You shall not hate in your heart anyone of your kin; you shall reprove your neighbor, or it will incur guilt yourself. You shall not take vengeance or bear a grudge against any of your people, but you shall love your neighbor as yourself; I am the Lord. (Leviticus 19: 17-18 – NRSV)
I was supposed to start writing STOMP for the National Novel Writing Month on November 1, 2011. I told all of my literary friends, my associates and my family because I knew they would be excited that another Isaiah David Paul novel is being crafted. It was a hard decision because I had to choose between STOMP and another project that was going to be the conclusion of a trilogy that has drawn a cult following. STOMP was chosen because I did not want to explore sexuality and abstinence just yet. I wanted to focus more on going out into the world and making disciples and the concept of forgiveness.
Today is the third of this month and all I have not written one word of what I promise will be an amazing novel.
I have let Satan use the fact that a certain “client” of mine has recently defaulted on a ghostwriting project I did for them get in the way of what I know the Lord told me to do. This person, whom owes me money not just for the manuscript but also for the screenplay has caused a lot of harm in my household because I depend on money from the sale of my books and my ghostwriting to supplement monies from my “day job” so that I can make ends meet. This person has angered me so much, that I have stepped out of character—backslid into using language I have steered away (except in some of my writings and I’m working on that) for over three years. This person, who did not abide by the written contract we have for my services is in possession of stolen material and now claims ownership of my work. And to justify her indiscretion and issues with me when confronted with the fact that she can’t publish the work without paying, she throws in “greater is he that is in me than He who is in the world” like the Words from the Book is supposed to just give her a pass to screw me over.
For those of you who have written a screenplay know how hard it is to not only come up with the storyline, but format it correctly and make it presentable on the off whim chance you are having lunch with someone in position to help you out, that the story can be ready. Now imagine having to use that to build a manuscript from which a book will be published.

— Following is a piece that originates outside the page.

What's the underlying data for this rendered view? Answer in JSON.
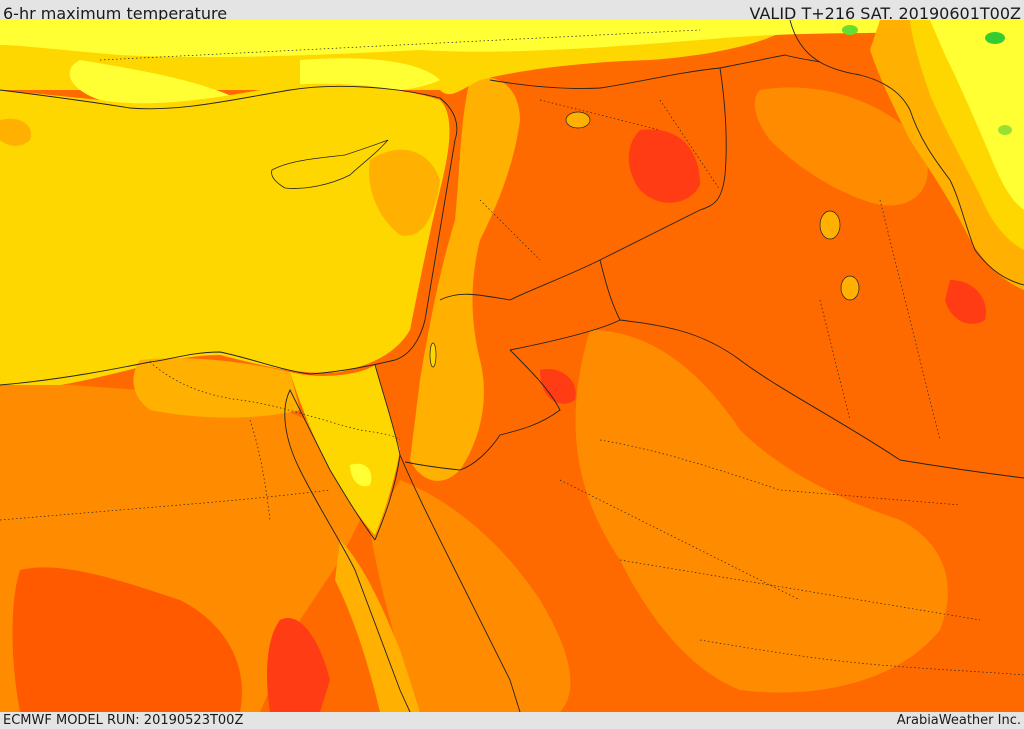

That’s a lot of work—a lot of writing and re-writing. And we won’t talk about what I’ve had to add and change to make the info work as a book.
Let’s just say that considering I was more the generous to this “client” I am beyond livid. How dare she steal from me? The whole day after our conversation (which did not go well), I was very angry because I spent a lot of time, energy and passion building up this project which is suppose to be a tribute to her “dead son” and now I have nothing to show for my work.
I’m supposed to forgive, which I will do because that’s what the Lord commanded me to do. I’m not supposed to seek vengeance—how can this be when my family is about to suffer for this lack of payment while she is eating off of work she knows isn’t fully paid for? So what do I do?
My pastor reminded me that I am supposed to trust in the Lord and let the Lord convict her heart in His time. My fiancée (she will be wife next Saturday) reminded me that I am a man of many talents—a man with quite a few publishing opportunities on the table from multiple publishers. The Spirit reminded me of the parable of the talents and despite the fact that one may have been stolen from me that I am to continue laboring in the field, spreading the gifts I have been given to uplift and edify the kingdom.
This is the first thing I’ve written since the incident happened and now, my task is very simple—I am going to write the first words of this book after I make this post and Lord willing, I will let y’all know how many words. NaNoWriMo required 50,000 for the project to be a success and it takes 1667 words a day so I’m behind already. Thank God I have an outline but still…a lot of work to do.
The answer to the million dollar question…no I don’t hate this client, or any of the other “clients” and publishers who’ve harmed and cheated me in the past. But I promise you this, I will be smarter, wiser and more selective in how I offer my services in the future.